Contrairement aux systèmes halogénés, qui fonctionnent principalement en phase gazeuse en perturbant les réactions radicalaires en chaîne de la combustion, les retardateurs de flamme sans halogène agissent généralement par un ou plusieurs des mécanismes suivants : décomposition endothermique qui absorbe la chaleur du substrat en combustion, formation de charbon qui crée une barrière carbonée protectrice à la surface du matériau, intumescence qui provoque l'expansion du matériau et forme une couche de mousse isolante lorsqu'il est chauffé, ou dilution du carburant par la libération de gaz inertes qui réduisent la concentration de vapeurs combustibles dans la zone de flamme. De nombreuses formulations ignifuges modernes sans halogène combinent deux ou plusieurs de ces mécanismes en synergie pour atteindre des niveaux de performance compétitifs par rapport aux systèmes halogénés traditionnels, souvent tout en offrant également des caractéristiques améliorées de suppression de fumée.

Les principales familles chimiques de retardateurs de flamme sans halogène

Comprendre les principales familles de produits chimiques ignifuges sans halogène aide les formulateurs, les concepteurs de produits et les professionnels des achats à prendre des décisions éclairées sur le système approprié à leur application spécifique, leurs conditions de traitement et leurs exigences réglementaires.

Retardateurs de flamme à base de phosphore

Les composés à base de phosphore constituent la famille la plus importante sur le plan commercial parmi les retardateurs de flamme sans halogène et comprennent une large gamme de produits chimiques inorganiques et organiques. Le phosphore rouge est l'un des retardateurs de flamme à base de phosphore les plus anciens et les plus efficaces, utilisé dans les polyamides et les élastomères thermoplastiques, où il offre un excellent retardateur de flamme à des charges relativement faibles. Les composés organiques du phosphore, notamment les esters phosphatés, les phosphonates et les phosphinates, sont largement utilisés dans les plastiques techniques, les résines époxy, les mousses de polyuréthane et les textiles. Le diéthylphosphinate d'aluminium (AlPi), commercialisé sous des noms commerciaux tels qu'Exolit OP, est devenu l'un des retardateurs de flamme sans halogène les plus importants pour les composés de polyamide et de polyester renforcés de fibres de verre utilisés dans les composants électriques et électroniques, offrant une efficacité ignifuge élevée avec un impact minimal sur les propriétés mécaniques. Les composés du phosphore agissent principalement dans la phase condensée en favorisant la formation de charbon par le biais de réactions de déshydratation, bien que certains contribuent également à l'inhibition des flammes en phase gazeuse par le biais d'espèces radicalaires phosphorées.

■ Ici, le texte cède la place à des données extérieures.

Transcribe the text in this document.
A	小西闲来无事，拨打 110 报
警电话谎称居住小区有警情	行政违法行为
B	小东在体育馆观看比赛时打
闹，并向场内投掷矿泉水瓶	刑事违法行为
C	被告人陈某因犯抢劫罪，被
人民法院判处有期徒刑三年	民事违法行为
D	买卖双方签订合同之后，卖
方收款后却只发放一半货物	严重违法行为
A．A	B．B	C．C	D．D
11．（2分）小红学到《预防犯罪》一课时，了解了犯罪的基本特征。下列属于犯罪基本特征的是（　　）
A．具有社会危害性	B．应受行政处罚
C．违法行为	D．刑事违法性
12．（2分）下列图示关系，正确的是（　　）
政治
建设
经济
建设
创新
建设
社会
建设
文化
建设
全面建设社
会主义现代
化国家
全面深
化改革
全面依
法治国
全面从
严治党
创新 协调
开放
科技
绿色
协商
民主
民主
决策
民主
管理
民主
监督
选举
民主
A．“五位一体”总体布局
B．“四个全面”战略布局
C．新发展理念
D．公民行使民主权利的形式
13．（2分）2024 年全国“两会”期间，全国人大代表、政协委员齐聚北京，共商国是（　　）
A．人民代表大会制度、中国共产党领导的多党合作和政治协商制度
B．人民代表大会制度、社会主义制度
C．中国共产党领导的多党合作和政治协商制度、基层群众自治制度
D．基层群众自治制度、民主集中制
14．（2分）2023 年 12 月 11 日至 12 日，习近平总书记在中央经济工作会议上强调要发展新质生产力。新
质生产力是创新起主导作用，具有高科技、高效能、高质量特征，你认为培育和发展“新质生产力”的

Retardateurs de flamme à base d'azote

Les retardateurs de flamme sans halogène à base d'azote fonctionnent principalement par dilution en phase gazeuse - libérant de grands volumes de gaz azotés inertes tels que l'azote, l'ammoniac et la vapeur d'eau lorsqu'ils sont chauffés, qui diluent le mélange gazeux combustible et abaissent la température de la flamme en dessous du seuil requis pour une combustion soutenue. La mélamine et ses dérivés (cyanurate de mélamine, polyphosphate de mélamine, borate de mélamine) sont les ignifugeants à base d'azote les plus utilisés. Le cyanurate de mélamine est particulièrement efficace dans le polyamide 6 et le polyamide 66 non chargés, où il atteint les normes UL 94 V-0 à des charges d'environ 15 à 20 % en poids. Le polyphosphate de mélamine combine les mécanismes de l'azote et du phosphore, ce qui le rend efficace dans une gamme plus large de systèmes polymères, notamment le polyuréthane et les polyoléfines. Les systèmes à base d'azote sont appréciés pour leur faible toxicité, leur bonne stabilité thermique et leur compatibilité avec une large gamme de matrices polymères.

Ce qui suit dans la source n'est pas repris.